After formatting the (local) soma table, we uploaded the result to CAVE (Connectome Annotation Versioning Engine) so that everyone in the FANC community could access to this data. Because of the server's expiration setting, the original nucleus predictions were all deleted. We re-ran the code and generated a new segmentation (and confirmed all the putative nuclei were re-detected), but the nucleus ids were not identical anymore. Therefore, we updated nucleus ids before uploading them to CAVE. upload2cave.ipynb shows how we uploaded the table to CAVE as somas_dec2022, as well as how future users can use CAVE to conducut similar procedures.

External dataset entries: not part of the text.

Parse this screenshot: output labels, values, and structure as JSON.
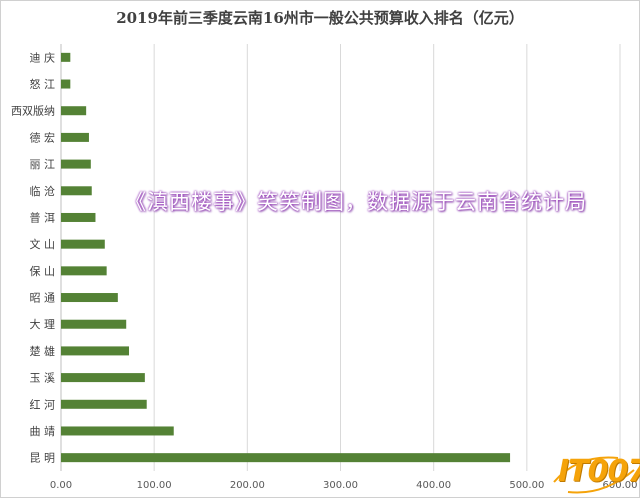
{
  "title": "2019年前三季度云南16州市一般公共预算收入排名（亿元）",
  "watermark": "《滇西楼事》笑笑制图，数据源于云南省统计局",
  "logo": "IT007",
  "colors": {
    "bar": "#548235",
    "grid": "#d9d9d9",
    "text": "#595959"
  },
  "chart_data": {
    "type": "bar",
    "orientation": "horizontal",
    "title": "2019年前三季度云南16州市一般公共预算收入排名（亿元）",
    "categories": [
      "迪 庆",
      "怒 江",
      "西双版纳",
      "德 宏",
      "丽 江",
      "临 沧",
      "普 洱",
      "文 山",
      "保 山",
      "昭 通",
      "大 理",
      "楚 雄",
      "玉 溪",
      "红 河",
      "曲 靖",
      "昆 明"
    ],
    "values": [
      10,
      10,
      27,
      30,
      32,
      33,
      37,
      47,
      49,
      61,
      70,
      73,
      90,
      92,
      121,
      482
    ],
    "xlim": [
      0,
      600
    ],
    "xticks": [
      "0.00",
      "100.00",
      "200.00",
      "300.00",
      "400.00",
      "500.00",
      "600.00"
    ],
    "xtick_values": [
      0,
      100,
      200,
      300,
      400,
      500,
      600
    ],
    "grid": true,
    "legend": "none"
  }
}
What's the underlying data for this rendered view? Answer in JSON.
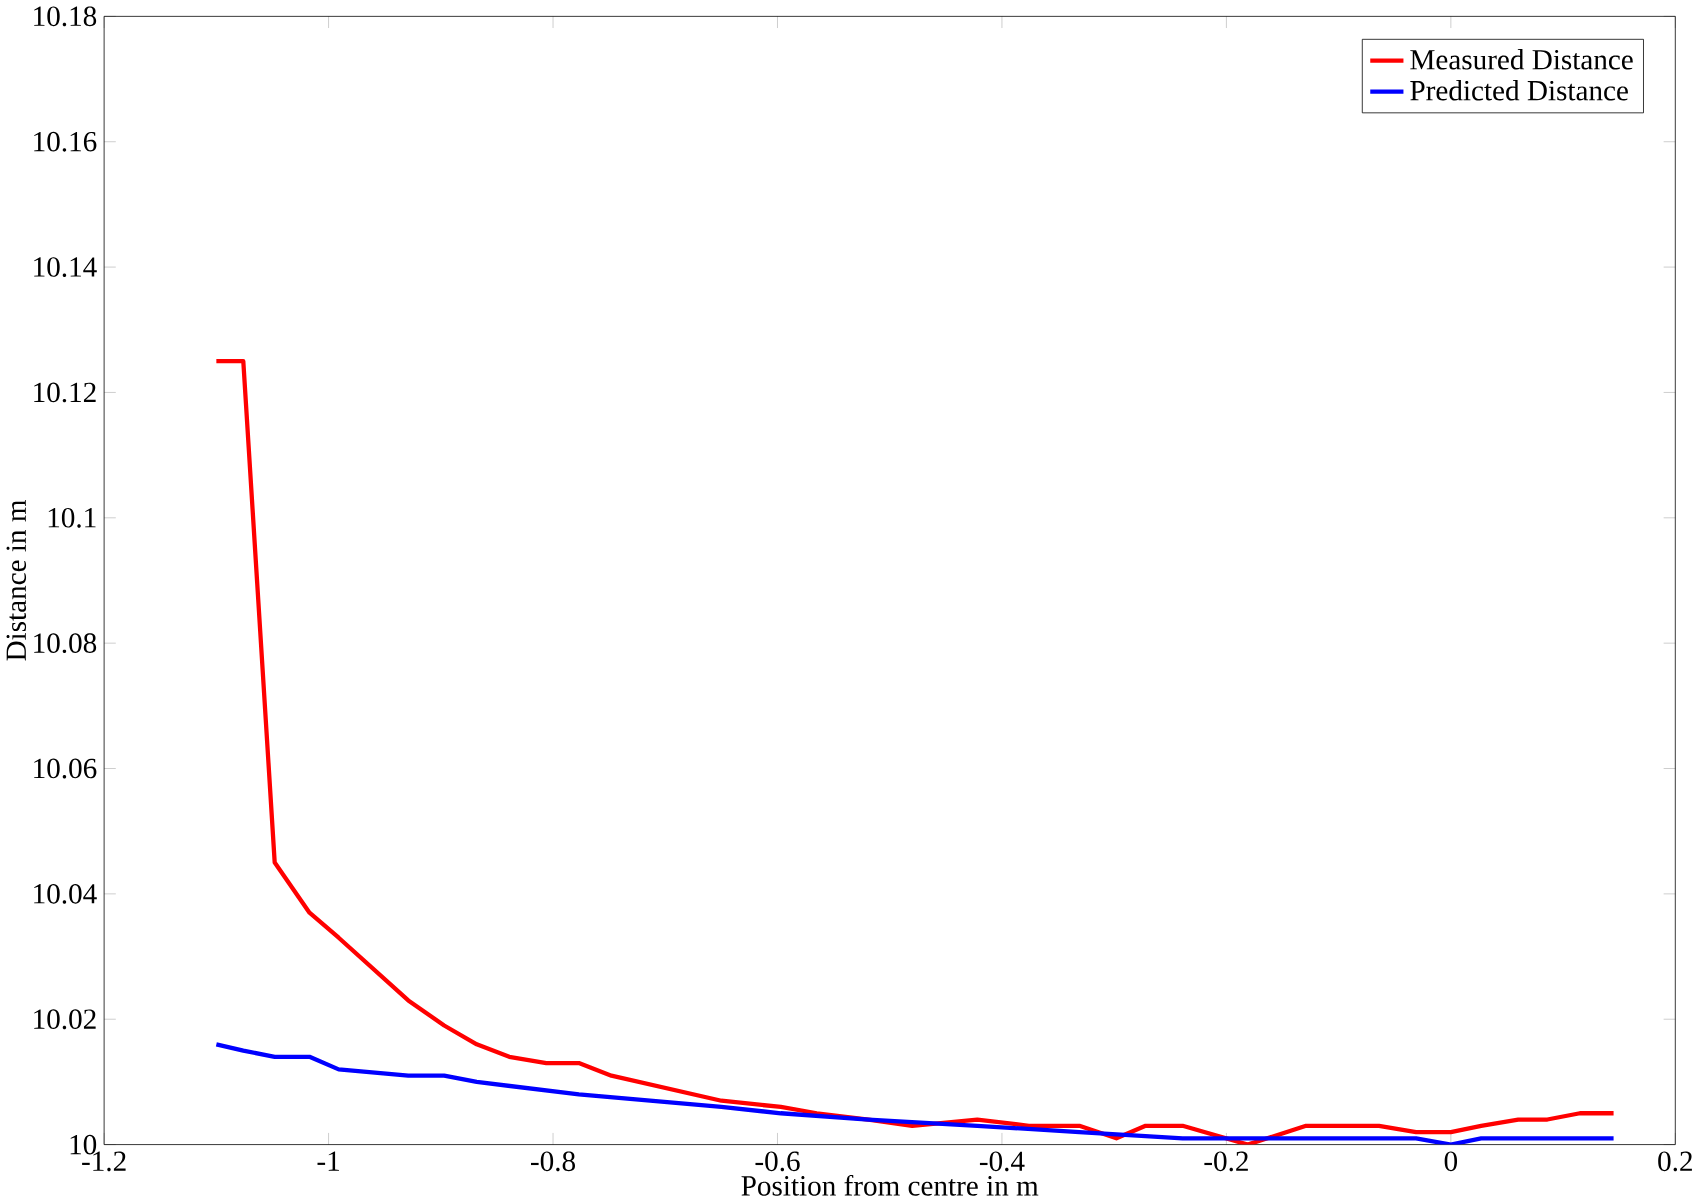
{
  "chart_data": {
    "type": "line",
    "xlabel": "Position from centre in m",
    "ylabel": "Distance in m",
    "xlim": [
      -1.2,
      0.2
    ],
    "ylim": [
      10,
      10.18
    ],
    "xticks": [
      -1.2,
      -1,
      -0.8,
      -0.6,
      -0.4,
      -0.2,
      0,
      0.2
    ],
    "yticks": [
      10,
      10.02,
      10.04,
      10.06,
      10.08,
      10.1,
      10.12,
      10.14,
      10.16,
      10.18
    ],
    "legend": "top right",
    "grid": false,
    "marker": "none",
    "line_style": "solid",
    "series": [
      {
        "name": "Measured Distance",
        "color": "#ff0000",
        "x": [
          -1.1,
          -1.076,
          -1.048,
          -1.017,
          -0.991,
          -0.929,
          -0.897,
          -0.868,
          -0.839,
          -0.806,
          -0.777,
          -0.748,
          -0.65,
          -0.597,
          -0.565,
          -0.519,
          -0.48,
          -0.422,
          -0.376,
          -0.331,
          -0.298,
          -0.272,
          -0.239,
          -0.181,
          -0.129,
          -0.09,
          -0.064,
          -0.031,
          0,
          0.027,
          0.06,
          0.086,
          0.115,
          0.145
        ],
        "values": [
          10.125,
          10.125,
          10.045,
          10.037,
          10.033,
          10.023,
          10.019,
          10.016,
          10.014,
          10.013,
          10.013,
          10.011,
          10.007,
          10.006,
          10.005,
          10.004,
          10.003,
          10.004,
          10.003,
          10.003,
          10.001,
          10.003,
          10.003,
          10.0,
          10.003,
          10.003,
          10.003,
          10.002,
          10.002,
          10.003,
          10.004,
          10.004,
          10.005,
          10.005
        ]
      },
      {
        "name": "Predicted Distance",
        "color": "#0000ff",
        "x": [
          -1.1,
          -1.076,
          -1.048,
          -1.017,
          -0.991,
          -0.929,
          -0.897,
          -0.868,
          -0.777,
          -0.65,
          -0.597,
          -0.519,
          -0.422,
          -0.331,
          -0.239,
          -0.181,
          -0.031,
          0,
          0.027,
          0.145
        ],
        "values": [
          10.016,
          10.015,
          10.014,
          10.014,
          10.012,
          10.011,
          10.011,
          10.01,
          10.008,
          10.006,
          10.005,
          10.004,
          10.003,
          10.002,
          10.001,
          10.001,
          10.001,
          10.0,
          10.001,
          10.001
        ]
      }
    ]
  }
}
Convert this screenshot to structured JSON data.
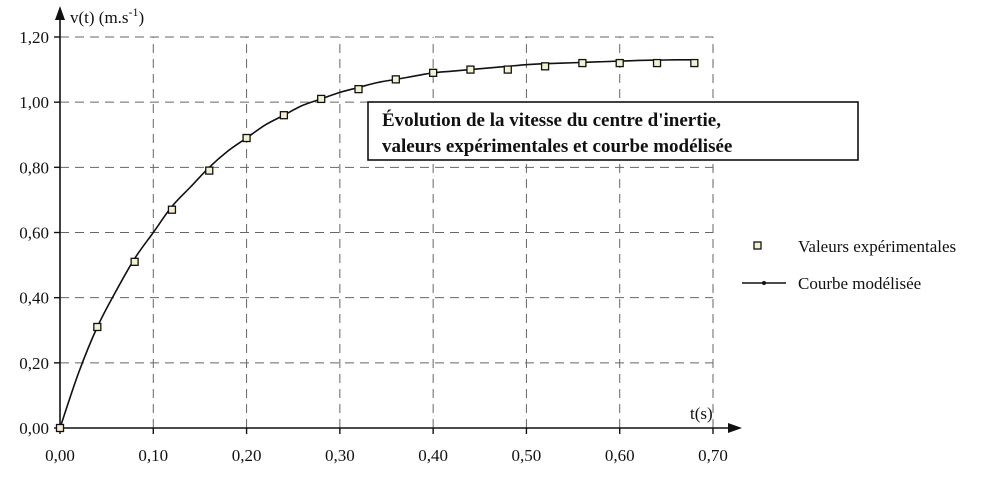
{
  "chart_data": {
    "type": "scatter",
    "title_lines": [
      "Évolution de la vitesse du centre d'inertie,",
      "valeurs expérimentales et courbe modélisée"
    ],
    "ylabel": "v(t) (m.s-1)",
    "ylabel_base": "v(t) (m.s",
    "ylabel_exp": "-1",
    "ylabel_close": ")",
    "xlabel": "t(s)",
    "xlim": [
      0,
      0.7
    ],
    "ylim": [
      0,
      1.2
    ],
    "x_ticks": [
      "0,00",
      "0,10",
      "0,20",
      "0,30",
      "0,40",
      "0,50",
      "0,60",
      "0,70"
    ],
    "y_ticks": [
      "0,00",
      "0,20",
      "0,40",
      "0,60",
      "0,80",
      "1,00",
      "1,20"
    ],
    "grid": true,
    "legend_position": "right",
    "series": [
      {
        "name": "Valeurs expérimentales",
        "kind": "points",
        "x": [
          0.0,
          0.04,
          0.08,
          0.12,
          0.16,
          0.2,
          0.24,
          0.28,
          0.32,
          0.36,
          0.4,
          0.44,
          0.48,
          0.52,
          0.56,
          0.6,
          0.64,
          0.68
        ],
        "y": [
          0.0,
          0.31,
          0.51,
          0.67,
          0.79,
          0.89,
          0.96,
          1.01,
          1.04,
          1.07,
          1.09,
          1.1,
          1.1,
          1.11,
          1.12,
          1.12,
          1.12,
          1.12
        ]
      },
      {
        "name": "Courbe modélisée",
        "kind": "line",
        "x": [
          0.0,
          0.02,
          0.04,
          0.06,
          0.08,
          0.1,
          0.12,
          0.14,
          0.16,
          0.18,
          0.2,
          0.22,
          0.24,
          0.26,
          0.28,
          0.3,
          0.32,
          0.34,
          0.36,
          0.38,
          0.4,
          0.42,
          0.44,
          0.46,
          0.48,
          0.5,
          0.52,
          0.54,
          0.56,
          0.58,
          0.6,
          0.62,
          0.64,
          0.66,
          0.68
        ],
        "y": [
          0.0,
          0.17,
          0.31,
          0.42,
          0.52,
          0.6,
          0.68,
          0.74,
          0.8,
          0.85,
          0.89,
          0.93,
          0.96,
          0.99,
          1.01,
          1.03,
          1.045,
          1.06,
          1.07,
          1.08,
          1.09,
          1.095,
          1.1,
          1.105,
          1.11,
          1.115,
          1.118,
          1.12,
          1.122,
          1.124,
          1.126,
          1.128,
          1.129,
          1.13,
          1.13
        ]
      }
    ]
  }
}
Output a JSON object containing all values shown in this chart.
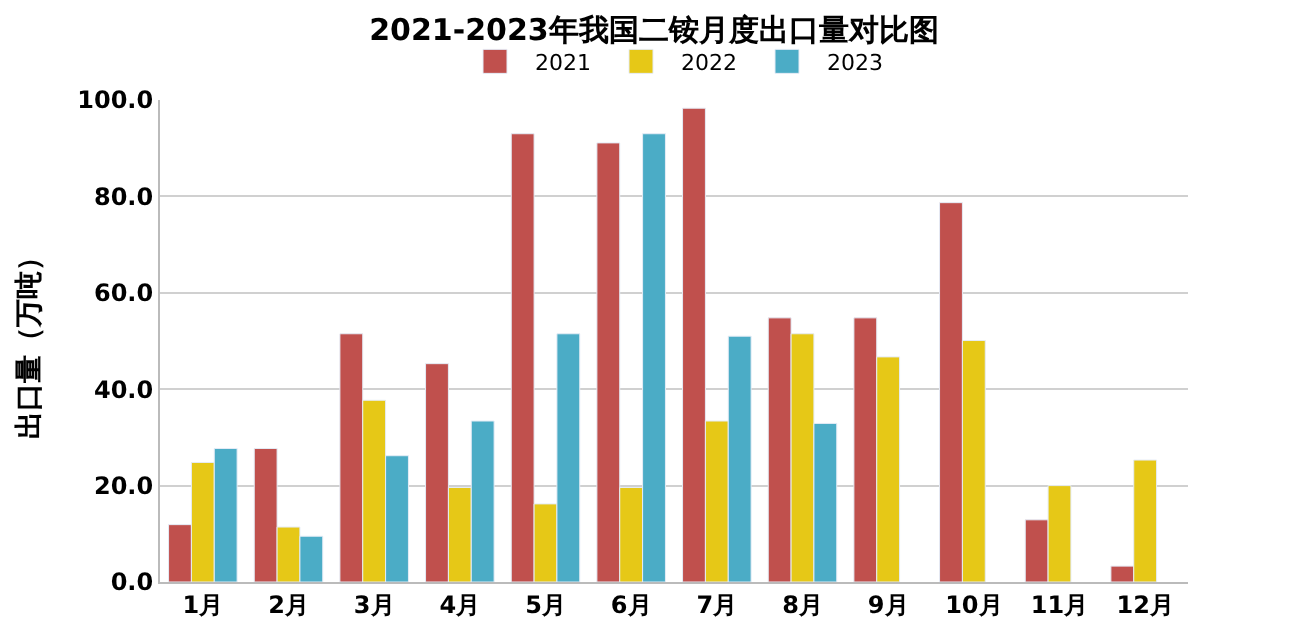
{
  "chart_data": {
    "type": "bar",
    "title": "2021-2023年我国二铵月度出口量对比图",
    "ylabel": "出口量（万吨）",
    "categories": [
      "1月",
      "2月",
      "3月",
      "4月",
      "5月",
      "6月",
      "7月",
      "8月",
      "9月",
      "10月",
      "11月",
      "12月"
    ],
    "series": [
      {
        "name": "2021",
        "color": "#c0504d",
        "values": [
          11.9,
          27.7,
          51.5,
          45.3,
          93.0,
          91.1,
          98.3,
          54.8,
          54.8,
          78.7,
          12.9,
          3.3
        ]
      },
      {
        "name": "2022",
        "color": "#e6c817",
        "values": [
          24.8,
          11.4,
          37.7,
          19.6,
          16.2,
          19.6,
          33.4,
          51.5,
          46.7,
          50.1,
          20.0,
          25.3
        ]
      },
      {
        "name": "2023",
        "color": "#4bacc6",
        "values": [
          27.7,
          9.5,
          26.2,
          33.4,
          51.5,
          93.0,
          51.0,
          32.9,
          null,
          null,
          null,
          null
        ]
      }
    ],
    "ylim": [
      0,
      100
    ],
    "yticks": [
      {
        "value": 0,
        "label": "0.0"
      },
      {
        "value": 20,
        "label": "20.0"
      },
      {
        "value": 40,
        "label": "40.0"
      },
      {
        "value": 60,
        "label": "60.0"
      },
      {
        "value": 80,
        "label": "80.0"
      },
      {
        "value": 100,
        "label": "100.0"
      }
    ],
    "grid": "y",
    "legend": "top"
  }
}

Manual maintenance of soma table on CAVE

Even though we manually checked our somas' quality multiple times, there is a small chance that some nuclei are still wrongly categorized. In fact, we have already found several glias and false positives labeled as neurons in the soma table. (The soma table on CAVE is always up-to-date. If you want to know updated numbers for each cell type/object, please take a look at the table above.)

At the same time, our convolutional neural network missed some nuclei. (e.g., A neuronal nucleus that was partically detected but too small to be picked up by our size threshold.) This is mostly because of the knifemarks, and DeepEM could not segment a nucleus correctly if there is a knifemark on it. Therefore, we asked community members to report if they have found any nuclei that were not listed on the soma table. Those manually identified nuclei have their own 17-digit nucleus ids, which starts from 10000000000000001. If you are a member of FANC_soma_edit group on CAVE, you can use the code in fanc/upload.py to upload these missing somas to the soma table. example_notebooks/update_cave_tables.ipynb demostrates how to upload them. Currently, @sumiya-kuroda and @jasper-tms are the members of FANC_soma_edit.

There are also some other rules when it comes to uploading manually detected somas:

  • If you want to upload neurons that have somas outside the dataset and locate on the dorsal side, use coordinates on z = 10 slice.